Dr. Suchitra Derebail, Chun Su Yee Judy, Melvin Tan Poh Leng, Ngo Yun Xuan, Koh Wee Kiat
Republic Polytechnic, School of Applied Sciences, Singapore
Stem cells of mouse or human origin are well known for their capacity to self-renew and proliferate into various specialized cell types. Stem cells are classified broadly according to their origin (1);
- Embryonic stem cells (derived from the inner cell mass of blastocysts or growing embryos)
- Adult stem cells (derived from various adult tissues like bone marrow, eye, hair, adipose tissue etc.)
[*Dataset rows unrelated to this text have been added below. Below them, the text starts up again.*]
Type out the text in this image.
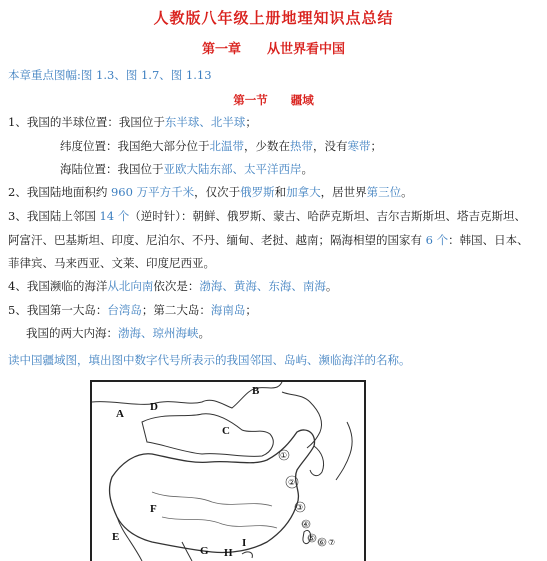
人教版八年级上册地理知识点总结
第一章　　从世界看中国
本章重点图幅:图 1.3、图 1.7、图 1.13
第一节　　疆域
1、我国的半球位置：我国位于东半球、北半球；
纬度位置：我国绝大部分位于北温带，少数在热带，没有寒带；
海陆位置：我国位于亚欧大陆东部、太平洋西岸。
2、我国陆地面积约 960 万平方千米，仅次于俄罗斯和加拿大，居世界第三位。
3、我国陆上邻国 14 个（逆时针）：朝鲜、俄罗斯、蒙古、哈萨克斯坦、吉尔吉斯斯坦、塔吉克斯坦、
阿富汗、巴基斯坦、印度、尼泊尔、不丹、缅甸、老挝、越南；隔海相望的国家有 6 个：韩国、日本、
菲律宾、马来西亚、文莱、印度尼西亚。
4、我国濒临的海洋从北向南依次是：渤海、黄海、东海、南海。
5、我国第一大岛：台湾岛；第二大岛：海南岛；
我国的两大内海：渤海、琼州海峡。
读中国疆域图，填出图中数字代号所表示的我国邻国、岛屿、濒临海洋的名称。
A
B
C
D
E
F
G H
I
①
②
③
④
⑤ ⑥ ⑦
Further, stem cells can be classified in two categories based on either their potency or potential to differentiate into various cell types; i) The embryonic stem cells which are either totipotent or pluripotent and ii) somatic or adult stem cells which are multipotent. Totipotent cells have the ability to form both embryonic and extra-embryonic tissues (placenta and umbilical cord) that can develop into a viable, complete embryo while pluripotent cells are localised to the internal cell mass of the blastocyst and form only embryonic tissues. As stem cells differentiate, they gradually lose pluripotency and differentiate into multiple-cell types representative of all 3 germ layers, which are the ectoderm, mesoderm and endoderm. In adults, multipotent stem cells have limited potential to develop into various cell types. For example, bone marrow stem cells can differentiate mainly into white blood and red blood cells, but not into liver or skin cells.
The usage of stem cells is rapidly becoming popular in research, medical biotechnology, and in regenerative medicine. Embryonic stem cells remain in an undifferentiated state in vitro, when maintained in optimum conditions (for example, on feeder cells), appropriate cell culture media and growth factors. They can be harvested and made to grow as clusters of suspension bodies called ‘embryoid bodies’. These embryoid bodies are representative of early post-implantation embryos. These aggregates have the ability to grow into all 3 germ layers (Figure 1). The differentiation and developmental potential of these embryoid bodies closely mimic those of growing embryos. This property makes embryoid bodies an ideal testing ground of various drugs and chemicals that have varying intensities of embryotoxicity.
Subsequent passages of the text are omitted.